Label Spotlight: Brooklyn’s Orchid Tapes

The art of running a record label in 2014 is an interesting
one. In times of yore, labels had a clearly established role: They found the
new artists, signed them, and threw record deals and funding at them. Now? Not
so much.

That whole Internet thing, combined with the spread of home-recording
technology, changed a lot. Websites like Bandcamp and Tumblr let acts get off the
ground without much external help, and for a lot of smaller artists, that works
just fine. With many acts doing digital releases or just hand-making cassettes
now, sometimes that extra middleman simply doesn’t make sense.

So when I find record labels that still take their art
seriously, that still work to curate a worthwhile roster, that still operate at
that ground floor of practically unknown artists, I take note. Today, we’ll be looking at Brooklyn’s incredible Orchid Tapes.
Instead of doing the typical thing where music journalists piece together a ton
of interviews and articles to construct some sort of revisionist narrative for
the label, I’m going to take a different approach and focus almost solely on
the releases themselves, some recent and some not.

I chose Orchid Tapes this week for a few reasons. For one,
they’ve already done three releases this year, one of which came out just this
week, so they’re as active as ever. They also have a wide back catalogue
(37 releases deep) that covers a range of styles, from fuzzed-out garage to
hypnagogic dream pop. Oh, and all their stuff is free/pay-what-you-want
digitally, so like, get on it.

The first release we’ll look at is arrange’s brand new
album, Their Bodies in A Fog, which
came out on Tuesday, March 4. On his debut for the label, the Portland-based musician
turns in a gorgeous album of refined, lush dream pop that draws as much from
Cocteau Twins as it does contemporary R&B and ambient. 

He contrasts the
instrumentals with distinctly un-dreamy and direct vocal work, plainly singing
about the typical indie pop subjects without ever becoming overwrought. It’s
actually pretty masterful. On tracks like “Home,” with its perfectly placed
triumphant horns, he even manages to create the same lofty chamber pop sounds
that Justin Vernon did on Bon Iver’s self-titled. Highly recommended.

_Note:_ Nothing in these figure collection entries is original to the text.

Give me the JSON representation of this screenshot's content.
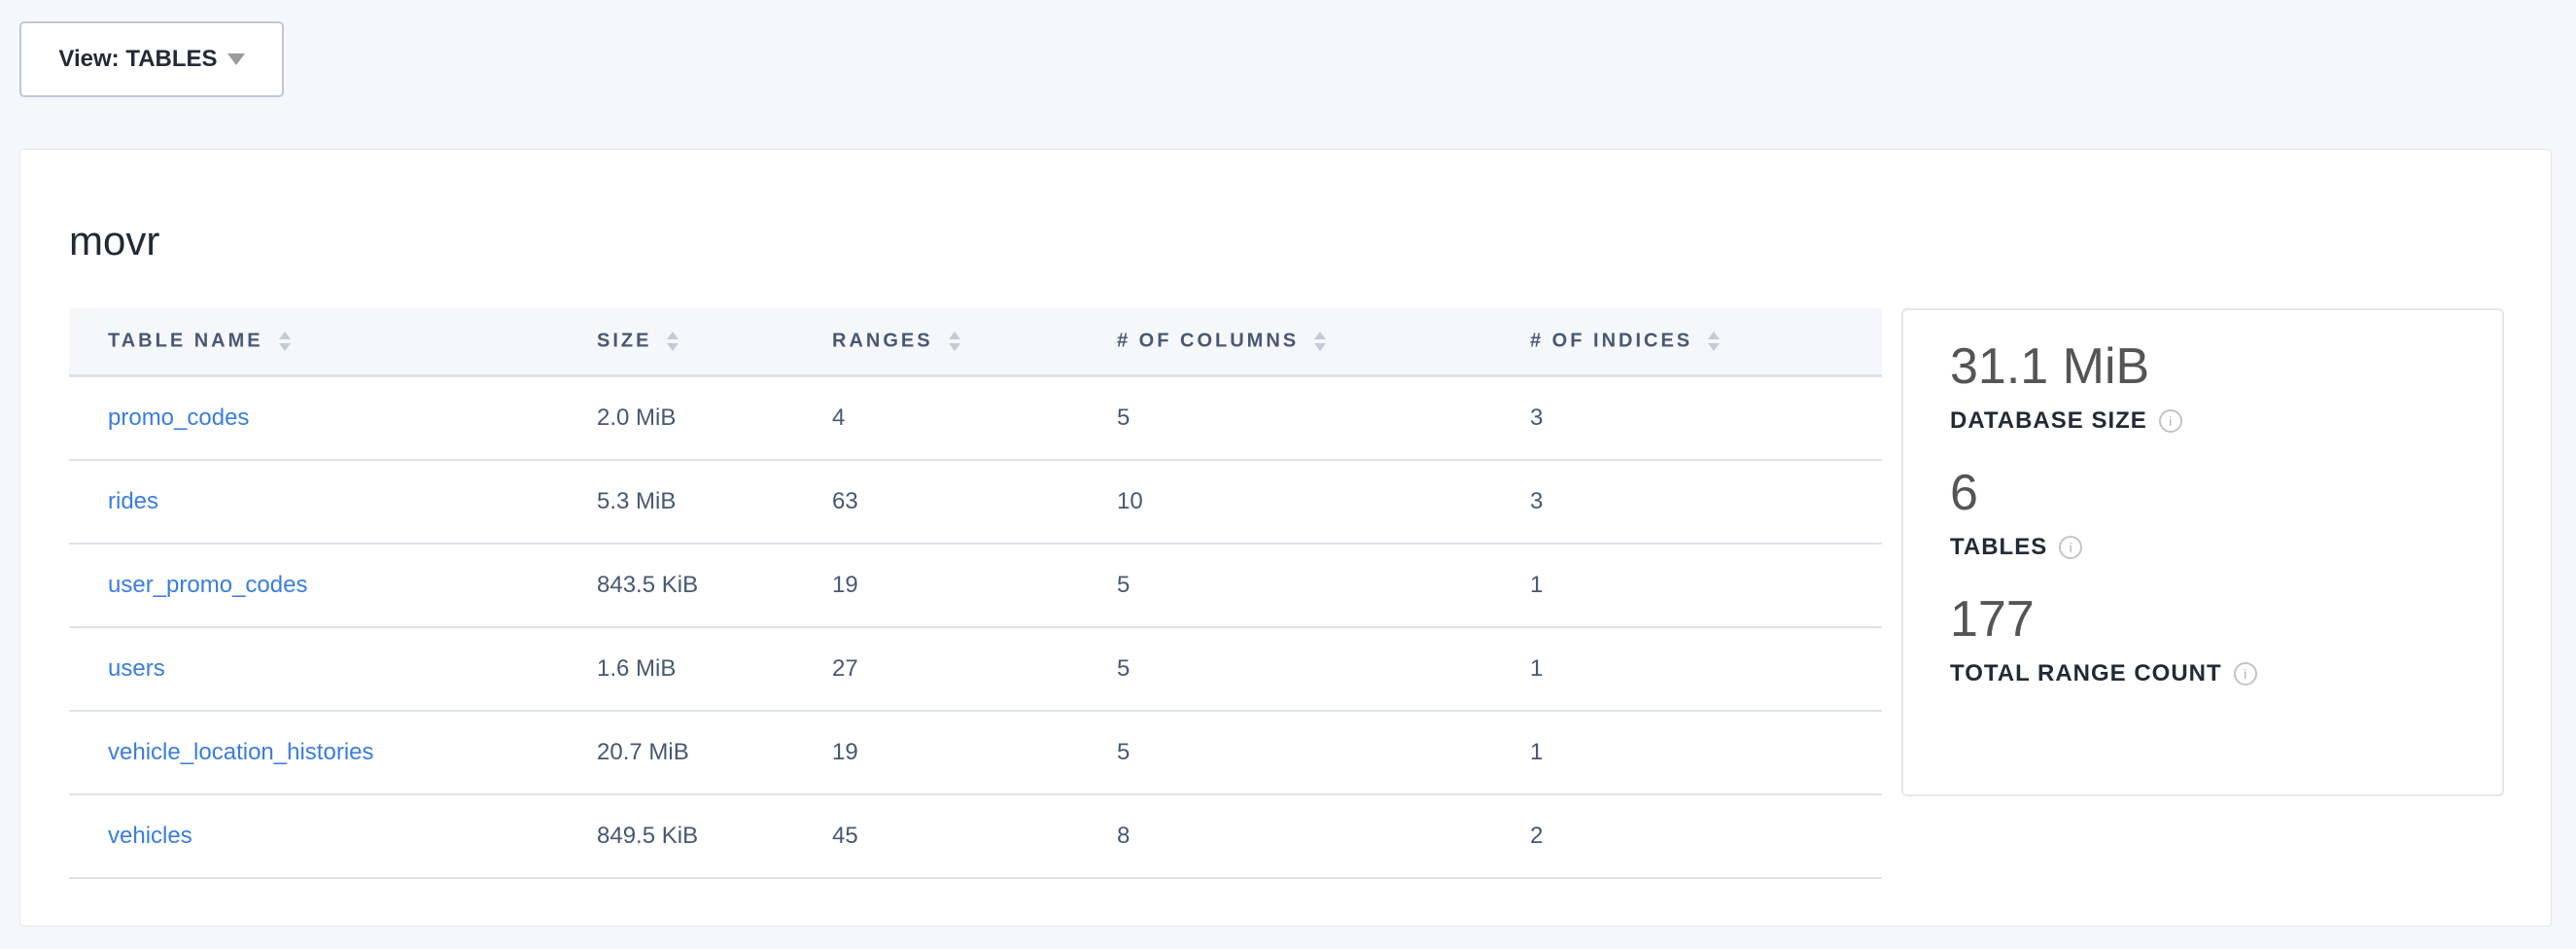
{
  "view_selector": {
    "label": "View: TABLES",
    "icon": "caret-down-icon"
  },
  "database": {
    "name": "movr"
  },
  "table": {
    "columns": [
      "TABLE NAME",
      "SIZE",
      "RANGES",
      "# OF COLUMNS",
      "# OF INDICES"
    ],
    "rows": [
      {
        "name": "promo_codes",
        "size": "2.0 MiB",
        "ranges": "4",
        "columns": "5",
        "indices": "3"
      },
      {
        "name": "rides",
        "size": "5.3 MiB",
        "ranges": "63",
        "columns": "10",
        "indices": "3"
      },
      {
        "name": "user_promo_codes",
        "size": "843.5 KiB",
        "ranges": "19",
        "columns": "5",
        "indices": "1"
      },
      {
        "name": "users",
        "size": "1.6 MiB",
        "ranges": "27",
        "columns": "5",
        "indices": "1"
      },
      {
        "name": "vehicle_location_histories",
        "size": "20.7 MiB",
        "ranges": "19",
        "columns": "5",
        "indices": "1"
      },
      {
        "name": "vehicles",
        "size": "849.5 KiB",
        "ranges": "45",
        "columns": "8",
        "indices": "2"
      }
    ]
  },
  "stats": [
    {
      "value": "31.1 MiB",
      "label": "DATABASE SIZE"
    },
    {
      "value": "6",
      "label": "TABLES"
    },
    {
      "value": "177",
      "label": "TOTAL RANGE COUNT"
    }
  ],
  "colors": {
    "link": "#3a7de1",
    "header_bg": "#f5f7fa",
    "page_bg": "#f5f7fa"
  }
}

Featured on arrange’s album is Maryland musician Sam Ray,
aka Ricky Eat Acid, whose Three Love
Songs
you might have seen adorning all kinds of blogs last month (and
rightfully so). Ray’s intricate, loving blend of found-sound ambient collage
and IDM-influenced house is absolutely compelling. 

On “In my dreams
we’re almost touching,” he chucks a sample of a Drake cover at itself so many
times that it collapses and melts, sounding like the Field, Gold Panda, and Air
France all had a cool baby, while tracks like “Driving alone past roadwork at
night” have much more in common with the KLF or Secret Boyfriend. One of the
year’s essential listens.

The last of Orchid Tapes’ 2014 releases (so far) is Fog Lake’s
Virgo Indigo from Newfoundland solo
artist Aaron Powell. While past releases showed lo-fi affinities with his
label-mates like R.L. Kelly and Coma Cinema, this one turns up the dense
ambience, resulting in a more devastating bed for his angelic rasp of a voice
to come through.

When he sings, “We were fucked from the start / it was never
enough,” it hurts. For fans of last year’s Mutual Benefit outing (or more
broadly, dude-with-guitar-ambient-ballad-emotional-things), this one should
scratch an itch.

And now we’ve reached the label’s back catalogue, which is
wide enough that space limitations will only let me tell you about a few of my
personal favorites.

First up is basically everything South Carolina dude Mat
Cothran has ever done. The brains behind both Elvis Depressedly and the
now-deceased Coma Cinema, he churns out lo-fi bouts of inner turmoil like it’s
nothing. 

Depressedly’s 2013 album holo
pleasures
was one of my personal favorite releases from last year, a
crushing slab of downtrodden emotion and angst. Perhaps the successor to
Elliott Smith’s hollow throne, Cothran is a songwriting master.

Released at the tail-end of last year, Euphoria Again’s
self-titled LP (which was mastered by Cothran) echoes with a similar
singer-songwriter plaintiveness for most of its duration. When it finally opens
up with a feature from R.L. Kelly on “Thanks,” things become hopeful, even
bright.

He follows it up with “Fairy Forest,” a song that I’ve practically
worn the digital grooves out on in the past couple weeks. In theory, the line
“I’ve been to fairy forest / I think it saved my life” should make you cringe;
with enough honesty, though, it cuts like a knife.

This is just the start, too. Orchid Tapes has churned out great
release after great release from the very beginning, with early releases like
Ghost Animal’s fuzzy Summertime in Heaven
and Teenage Reverb’s wall-of-noise-pop experiment Isolation Tape Night. Looks like you have some downloading to do.

Gage Taylor PO ’16 is majoring in media studies and philosophy. He is the electronic music director for the 5C radio station KSPC.